When it comes to financial issues, millennials increasingly feel like they are receiving the short end of the stick. Particularly when they look at their parents’ and grandparents’ generations.
As it turns out, millennials haven’t been imagining things. A new survey by The Guardian shows that millennials are indeed experiencing a decline in wealth:
“Where 30 years ago young adults used to earn more than national averages, now in many countries they have slumped to earning as much as 20% below their average compatriot. Pensioners by comparison have seen income soar.
In seven major economies in North America and Europe, the growth in income of the average young couple and families in their 20s has lagged dramatically behind national averages over the past 30 years.
In two of these countries – the US and Italy – disposable incomes for millennials are scarcely higher in real terms than they were 30 years ago, while the rest of the population has experienced handsome gains.”
The article goes on to describe how such a state could have serious consequences for countries, as a lower amount of income will make young adults less eager to get married, start families, and pursue other norms of adulthood.

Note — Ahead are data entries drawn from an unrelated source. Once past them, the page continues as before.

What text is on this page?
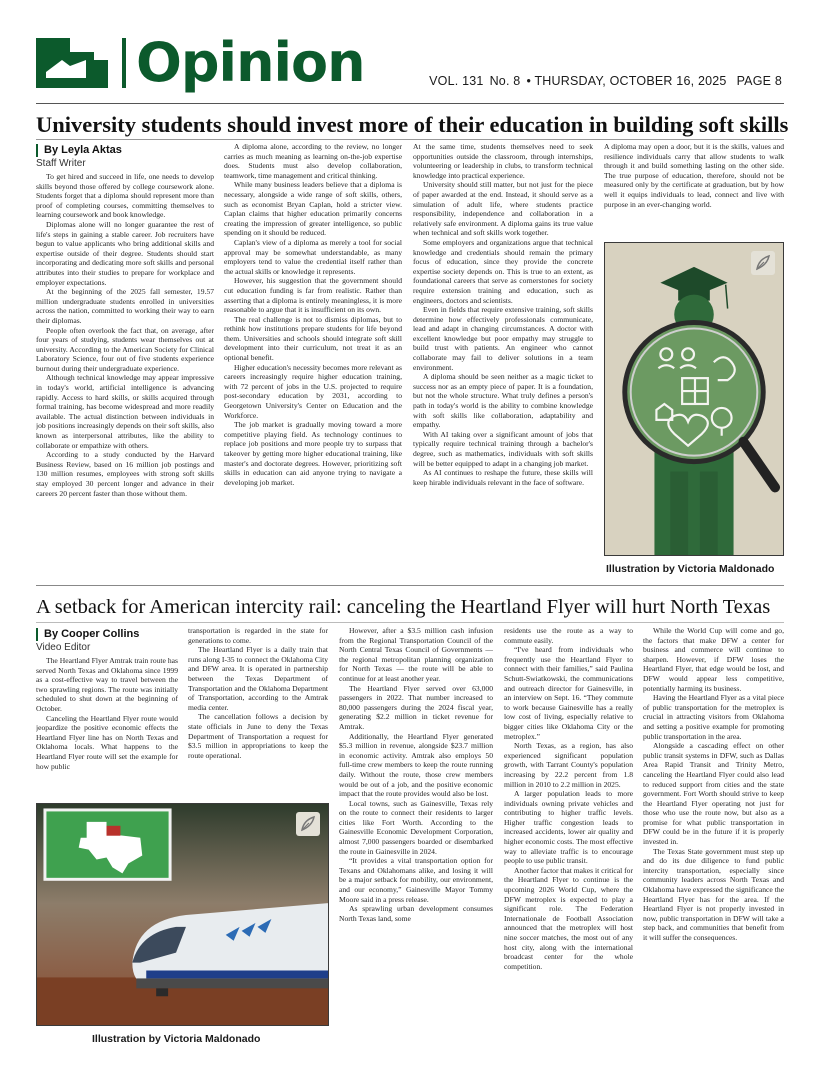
Opinion	VOL. 131 No. 8 • THURSDAY, OCTOBER 16, 2025 PAGE 8
University students should invest more of their education in building soft skills
By Leyla Aktas
Staff Writer

To get hired and succeed in life, one needs to develop skills beyond those offered by college coursework alone. Students forget that a diploma should represent more than proof of completing courses, committing themselves to learning coursework and book knowledge.

Diplomas alone will no longer guarantee the rest of life's steps in gaining a stable career. Job recruiters have begun to value applicants who bring additional skills and expertise outside of their degree. Students should start incorporating and dedicating more soft skills and personal attributes into their studies to prepare for workplace and employer expectations.

At the beginning of the 2025 fall semester, 19.57 million undergraduate students enrolled in universities across the nation, committed to working their way to earn their diplomas.

People often overlook the fact that, on average, after four years of studying, students wear themselves out at university. According to the American Society for Clinical Laboratory Science, four out of five students experience burnout during their undergraduate experience.

Although technical knowledge may appear impressive in today's world, artificial intelligence is advancing rapidly. Access to hard skills, or skills acquired through formal training, has become widespread and more readily available. The actual distinction between individuals in job positions increasingly depends on their soft skills, also known as interpersonal attributes, like the ability to collaborate or empathize with others.

According to a study conducted by the Harvard Business Review, based on 16 million job postings and 130 million resumes, employees with strong soft skills stay employed 30 percent longer and advance in their careers 20 percent faster than those without them.

A diploma alone, according to the review, no longer carries as much meaning as learning on-the-job expertise does. Students must also develop collaboration, teamwork, time management and critical thinking.

While many business leaders believe that a diploma is necessary, alongside a wide range of soft skills, others, such as economist Bryan Caplan, hold a stricter view. Caplan claims that higher education primarily concerns creating the impression of greater intelligence, so public spending on it should be reduced.

Caplan's view of a diploma as merely a tool for social approval may be somewhat understandable, as many employers tend to value the credential itself rather than the actual skills or knowledge it represents.

However, his suggestion that the government should cut education funding is far from realistic. Rather than asserting that a diploma is entirely meaningless, it is more reasonable to argue that it is insufficient on its own.

The real challenge is not to dismiss diplomas, but to rethink how institutions prepare students for life beyond them. Universities and schools should integrate soft skill development into their curriculum, not treat it as an optional benefit.

Higher education's necessity becomes more relevant as careers increasingly require higher education training, with 72 percent of jobs in the U.S. projected to require post-secondary education by 2031, according to Georgetown University's Center on Education and the Workforce.

The job market is gradually moving toward a more competitive playing field. As technology continues to replace job positions and more people try to surpass that takeover by getting more higher educational training, like master's and doctorate degrees. However, prioritizing soft skills in education can aid anyone trying to navigate a developing job market.

At the same time, students themselves need to seek opportunities outside the classroom, through internships, volunteering or leadership in clubs, to transform technical knowledge into practical experience.

University should still matter, but not just for the piece of paper awarded at the end. Instead, it should serve as a simulation of adult life, where students practice responsibility, independence and collaboration in a relatively safe environment. A diploma gains its true value when technical and soft skills work together.

Some employers and organizations argue that technical knowledge and credentials should remain the primary focus of education, since they provide the concrete expertise society depends on. This is true to an extent, as foundational careers that serve as cornerstones for society require extension training and education, such as engineers, doctors and scientists.

Even in fields that require extensive training, soft skills determine how effectively professionals communicate, lead and adapt in changing circumstances. A doctor with excellent knowledge but poor empathy may struggle to build trust with patients. An engineer who cannot collaborate may fail to deliver solutions in a team environment.

A diploma should be seen neither as a magic ticket to success nor as an empty piece of paper. It is a foundation, but not the whole structure. What truly defines a person's path in today's world is the ability to combine knowledge with soft skills like collaboration, adaptability and empathy.

With AI taking over a significant amount of jobs that typically require technical training through a bachelor's degree, such as mathematics, individuals with soft skills will be better equipped to adapt in a changing job market.

As AI continues to reshape the future, these skills will keep hirable individuals relevant in the face of software.

A diploma may open a door, but it is the skills, values and resilience individuals carry that allow students to walk through it and build something lasting on the other side. The true purpose of education, therefore, should not be measured only by the certificate at graduation, but by how well it equips individuals to lead, connect and live with purpose in an ever-changing world.

Illustration by Victoria Maldonado
A setback for American intercity rail: canceling the Heartland Flyer will hurt North Texas
By Cooper Collins
Video Editor

The Heartland Flyer Amtrak train route has served North Texas and Oklahoma since 1999 as a cost-effective way to travel between the two sprawling regions. The route was initially scheduled to shut down at the beginning of October.

Canceling the Heartland Flyer route would jeopardize the positive economic effects the Heartland Flyer line has on North Texas and Oklahoma locals. What happens to the Heartland Flyer route will set the example for how public

transportation is regarded in the state for generations to come.

The Heartland Flyer is a daily train that runs along I-35 to connect the Oklahoma City and DFW area. It is operated in partnership between the Texas Department of Transportation and the Oklahoma Department of Transportation, according to the Amtrak media center.

The cancellation follows a decision by state officials in June to deny the Texas Department of Transportation a request for $3.5 million in appropriations to keep the route operational.

However, after a $3.5 million cash infusion from the Regional Transportation Council of the North Central Texas Council of Governments — the regional metropolitan planning organization for North Texas — the route will be able to continue for at least another year.

The Heartland Flyer served over 63,000 passengers in 2022. That number increased to 80,000 passengers during the 2024 fiscal year, generating $2.2 million in ticket revenue for Amtrak.

Additionally, the Heartland Flyer generated $5.3 million in revenue, alongside $23.7 million in economic activity. Amtrak also employs 50 full-time crew members to keep the route running daily. Without the route, those crew members would be out of a job, and the positive economic impact that the route provides would also be lost.

Local towns, such as Gainesville, Texas rely on the route to connect their residents to larger cities like Fort Worth. According to the Gainesville Economic Development Corporation, almost 7,000 passengers boarded or disembarked the route in Gainesville in 2024.

“It provides a vital transportation option for Texans and Oklahomans alike, and losing it will be a major setback for mobility, our environment, and our economy,” Gainesville Mayor Tommy Moore said in a press release.

As sprawling urban development consumes North Texas land, some

residents use the route as a way to commute easily.

“I've heard from individuals who frequently use the Heartland Flyer to connect with their families,” said Paulina Schutt-Swiatkowski, the communications and outreach director for Gainesville, in an interview on Sept. 16. “They commute to work because Gainesville has a really low cost of living, especially relative to bigger cities like Oklahoma City or the metroplex.”

North Texas, as a region, has also experienced significant population growth, with Tarrant County's population increasing by 22.2 percent from 1.8 million in 2010 to 2.2 million in 2025.

A larger population leads to more individuals owning private vehicles and contributing to higher traffic levels. Higher traffic congestion leads to increased accidents, lower air quality and higher economic costs. The most effective way to alleviate traffic is to encourage people to use public transit.

Another factor that makes it critical for the Heartland Flyer to continue is the upcoming 2026 World Cup, where the DFW metroplex is expected to play a significant role. The Federation Internationale de Football Association announced that the metroplex will host nine soccer matches, the most out of any host city, along with the international broadcast center for the whole competition.

While the World Cup will come and go, the factors that make DFW a center for business and commerce will continue to sharpen. However, if DFW loses the Heartland Flyer, that edge would be lost, and DFW would appear less competitive, potentially harming its business.

Having the Heartland Flyer as a vital piece of public transportation for the metroplex is crucial in attracting visitors from Oklahoma and setting a positive example for promoting public transportation in the area.

Alongside a cascading effect on other public transit systems in DFW, such as Dallas Area Rapid Transit and Trinity Metro, canceling the Heartland Flyer could also lead to reduced support from cities and the state government. Fort Worth should strive to keep the Heartland Flyer operating not just for those who use the route now, but also as a promise for what public transportation in DFW could be in the future if it is properly invested in.

The Texas State government must step up and do its due diligence to fund public intercity transportation, especially since community leaders across North Texas and Oklahoma have expressed the significance the Heartland Flyer has for the area. If the Heartland Flyer is not properly invested in now, public transportation in DFW will take a step back, and communities that benefit from it will suffer the consequences.

Illustration by Victoria Maldonado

Such could certainly be the case, but is it possible that the opposite could happen? Millennials have long been referred to as the “me generation,” signifying its members’ interest in and dependence on their own selves. But if millennials increasingly have difficulty making it on their own, will they begin to recognize the value that dependence on others can bring? Is it possible that part of the millennial financial decline is directly related to their tendency to isolate themselves and avoid marriage and community, institutions which often boost incomes and provide support in times of trouble?